7.3 COPPA Compliance (US Launch)

When providing services in the US, we comply with the Children's Online Privacy Protection Act (COPPA).

8. User Rights

8.1 Access Rights

• Access to your personal information
• Obtain copies of your data

8.2 Correction Rights

• Request correction of inaccurate information

8.3 Deletion Rights

• Request deletion of personal information (right to be forgotten)

8.4 Data Portability

• Obtain data in machine-readable format

8.5 Processing Restrictions and Objections

• Object to specific processing
• Request temporary suspension of processing

9. Cookies and Tracking

9.1 Cookie Usage

• The app does not use cookies
• Web version (future implementation) will use minimal necessary cookies

9.2 Analytics Tools

• We do not use third-party analytics SDKs
• No analytics data is collected on our servers (Kids Category compliance)

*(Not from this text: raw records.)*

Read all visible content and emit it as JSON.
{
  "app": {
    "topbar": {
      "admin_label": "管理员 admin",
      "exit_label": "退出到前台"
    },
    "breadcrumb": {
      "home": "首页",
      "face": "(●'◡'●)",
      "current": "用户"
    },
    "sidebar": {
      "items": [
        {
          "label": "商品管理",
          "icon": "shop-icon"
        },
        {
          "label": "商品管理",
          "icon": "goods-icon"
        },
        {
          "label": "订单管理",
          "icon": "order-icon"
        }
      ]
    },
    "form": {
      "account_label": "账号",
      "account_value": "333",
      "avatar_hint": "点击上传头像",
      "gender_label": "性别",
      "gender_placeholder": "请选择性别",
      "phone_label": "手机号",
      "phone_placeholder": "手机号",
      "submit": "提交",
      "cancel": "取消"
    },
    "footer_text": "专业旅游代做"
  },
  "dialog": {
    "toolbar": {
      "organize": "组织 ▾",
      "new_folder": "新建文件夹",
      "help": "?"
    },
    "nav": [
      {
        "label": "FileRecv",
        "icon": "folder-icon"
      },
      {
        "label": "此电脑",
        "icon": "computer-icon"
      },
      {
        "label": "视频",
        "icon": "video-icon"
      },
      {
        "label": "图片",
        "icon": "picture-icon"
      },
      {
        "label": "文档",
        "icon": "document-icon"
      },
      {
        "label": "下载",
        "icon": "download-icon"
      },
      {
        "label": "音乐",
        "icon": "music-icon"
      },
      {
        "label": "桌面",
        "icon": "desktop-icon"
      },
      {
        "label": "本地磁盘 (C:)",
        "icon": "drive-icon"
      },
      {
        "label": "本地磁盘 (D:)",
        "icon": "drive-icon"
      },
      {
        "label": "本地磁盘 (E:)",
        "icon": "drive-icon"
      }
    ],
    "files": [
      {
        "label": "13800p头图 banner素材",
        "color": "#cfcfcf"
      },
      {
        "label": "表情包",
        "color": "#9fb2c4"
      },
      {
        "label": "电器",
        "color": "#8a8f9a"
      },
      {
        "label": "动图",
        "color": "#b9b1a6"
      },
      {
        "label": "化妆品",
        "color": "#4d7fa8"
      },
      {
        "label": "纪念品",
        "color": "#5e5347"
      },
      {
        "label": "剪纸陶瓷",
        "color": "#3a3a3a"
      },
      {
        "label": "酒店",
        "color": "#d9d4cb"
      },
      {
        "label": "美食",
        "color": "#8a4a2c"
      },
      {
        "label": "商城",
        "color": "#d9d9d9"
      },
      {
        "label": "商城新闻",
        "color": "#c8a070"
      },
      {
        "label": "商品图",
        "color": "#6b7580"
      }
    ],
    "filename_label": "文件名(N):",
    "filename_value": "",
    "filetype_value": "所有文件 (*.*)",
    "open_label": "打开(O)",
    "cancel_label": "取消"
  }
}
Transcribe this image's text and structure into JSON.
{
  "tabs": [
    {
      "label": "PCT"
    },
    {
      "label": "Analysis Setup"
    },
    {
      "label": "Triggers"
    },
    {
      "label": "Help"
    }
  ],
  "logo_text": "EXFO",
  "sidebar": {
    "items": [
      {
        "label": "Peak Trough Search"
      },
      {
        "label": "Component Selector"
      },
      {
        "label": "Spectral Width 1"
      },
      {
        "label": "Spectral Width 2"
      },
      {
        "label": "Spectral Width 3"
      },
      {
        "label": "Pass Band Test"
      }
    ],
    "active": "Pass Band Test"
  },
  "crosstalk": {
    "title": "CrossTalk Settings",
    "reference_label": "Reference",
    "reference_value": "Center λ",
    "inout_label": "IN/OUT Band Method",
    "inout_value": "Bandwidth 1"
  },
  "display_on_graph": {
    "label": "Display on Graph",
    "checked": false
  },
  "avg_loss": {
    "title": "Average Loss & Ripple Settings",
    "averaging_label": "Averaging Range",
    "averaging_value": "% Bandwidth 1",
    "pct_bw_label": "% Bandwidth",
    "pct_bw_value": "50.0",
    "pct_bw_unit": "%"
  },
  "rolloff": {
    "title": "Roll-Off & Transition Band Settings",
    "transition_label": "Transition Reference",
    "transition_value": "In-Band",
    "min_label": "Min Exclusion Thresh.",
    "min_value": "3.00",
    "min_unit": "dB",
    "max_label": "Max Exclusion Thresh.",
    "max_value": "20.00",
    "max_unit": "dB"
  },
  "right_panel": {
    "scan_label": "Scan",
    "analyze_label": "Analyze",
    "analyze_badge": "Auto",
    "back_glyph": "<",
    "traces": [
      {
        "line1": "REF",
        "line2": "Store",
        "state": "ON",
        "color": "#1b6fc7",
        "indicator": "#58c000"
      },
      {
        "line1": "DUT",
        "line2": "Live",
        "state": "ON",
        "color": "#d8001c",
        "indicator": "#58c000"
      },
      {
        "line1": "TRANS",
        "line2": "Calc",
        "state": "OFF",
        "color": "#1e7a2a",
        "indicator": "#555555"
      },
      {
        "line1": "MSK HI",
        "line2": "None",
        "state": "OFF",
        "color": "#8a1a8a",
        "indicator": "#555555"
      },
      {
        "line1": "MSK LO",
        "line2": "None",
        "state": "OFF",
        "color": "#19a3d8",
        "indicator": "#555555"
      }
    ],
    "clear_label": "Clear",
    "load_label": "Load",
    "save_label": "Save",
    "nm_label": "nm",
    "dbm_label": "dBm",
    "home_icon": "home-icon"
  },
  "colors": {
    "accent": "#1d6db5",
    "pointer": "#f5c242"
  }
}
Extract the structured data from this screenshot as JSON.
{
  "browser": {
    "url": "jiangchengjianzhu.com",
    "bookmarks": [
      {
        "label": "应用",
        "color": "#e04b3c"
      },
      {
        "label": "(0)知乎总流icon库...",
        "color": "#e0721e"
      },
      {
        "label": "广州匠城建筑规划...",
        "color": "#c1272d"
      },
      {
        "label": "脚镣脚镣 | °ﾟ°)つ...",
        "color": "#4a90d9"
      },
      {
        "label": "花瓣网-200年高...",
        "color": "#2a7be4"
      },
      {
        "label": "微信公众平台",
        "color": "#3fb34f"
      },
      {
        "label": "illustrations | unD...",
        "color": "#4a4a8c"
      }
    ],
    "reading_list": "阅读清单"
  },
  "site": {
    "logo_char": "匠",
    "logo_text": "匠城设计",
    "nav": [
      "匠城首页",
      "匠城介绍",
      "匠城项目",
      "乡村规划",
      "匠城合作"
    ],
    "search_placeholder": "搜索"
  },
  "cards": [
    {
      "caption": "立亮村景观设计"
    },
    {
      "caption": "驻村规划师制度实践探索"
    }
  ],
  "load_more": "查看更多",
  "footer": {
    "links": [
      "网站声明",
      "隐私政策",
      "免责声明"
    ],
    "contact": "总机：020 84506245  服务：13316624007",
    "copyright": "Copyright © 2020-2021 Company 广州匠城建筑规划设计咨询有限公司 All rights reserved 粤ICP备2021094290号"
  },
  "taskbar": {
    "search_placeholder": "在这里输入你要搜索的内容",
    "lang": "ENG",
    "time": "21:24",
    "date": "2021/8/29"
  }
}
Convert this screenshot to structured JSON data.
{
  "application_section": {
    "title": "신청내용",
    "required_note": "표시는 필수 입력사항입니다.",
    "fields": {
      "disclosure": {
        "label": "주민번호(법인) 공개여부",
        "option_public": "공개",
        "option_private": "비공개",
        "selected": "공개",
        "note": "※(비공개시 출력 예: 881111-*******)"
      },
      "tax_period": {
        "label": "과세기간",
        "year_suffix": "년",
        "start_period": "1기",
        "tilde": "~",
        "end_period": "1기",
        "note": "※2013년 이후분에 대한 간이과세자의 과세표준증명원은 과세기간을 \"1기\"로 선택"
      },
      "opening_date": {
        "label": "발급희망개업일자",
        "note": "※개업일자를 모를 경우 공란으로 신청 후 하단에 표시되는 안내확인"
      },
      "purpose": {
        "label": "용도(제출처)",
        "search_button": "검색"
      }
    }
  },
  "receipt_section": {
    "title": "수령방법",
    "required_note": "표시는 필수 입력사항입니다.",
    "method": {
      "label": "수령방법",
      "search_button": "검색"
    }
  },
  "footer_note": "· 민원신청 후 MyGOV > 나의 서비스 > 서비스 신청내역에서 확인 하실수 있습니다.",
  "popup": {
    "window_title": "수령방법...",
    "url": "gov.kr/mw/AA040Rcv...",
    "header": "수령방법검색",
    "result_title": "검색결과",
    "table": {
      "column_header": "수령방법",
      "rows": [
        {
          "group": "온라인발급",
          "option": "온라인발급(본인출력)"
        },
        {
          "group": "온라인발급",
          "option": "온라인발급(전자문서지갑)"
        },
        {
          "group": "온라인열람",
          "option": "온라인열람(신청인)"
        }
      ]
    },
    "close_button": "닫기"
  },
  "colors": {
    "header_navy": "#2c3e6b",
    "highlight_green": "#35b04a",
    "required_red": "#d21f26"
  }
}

10. International Data Transfers

• The Service primarily processes data within Japan
• Some services (image recognition APIs, etc.) may involve international data transfers
• Appropriate safeguards (standard contractual clauses, etc.) are implemented

11. Privacy Policy Changes

11.1 Change Notifications

• Significant changes will be notified 30 days in advance
• Notification methods: In-app notifications, email

11.2 Consent Through Continued Use

• Continued use after changes constitutes acceptance of the revised policy

12. Contact Information

For privacy-related questions or requests, please contact:

Email: [email protected]

13. Additional Provisions

13.1 California Resident Rights (CCPA)

California residents have additional rights under the CCPA.

13.2 EU Resident Rights (GDPR)

EU residents have additional rights under the GDPR.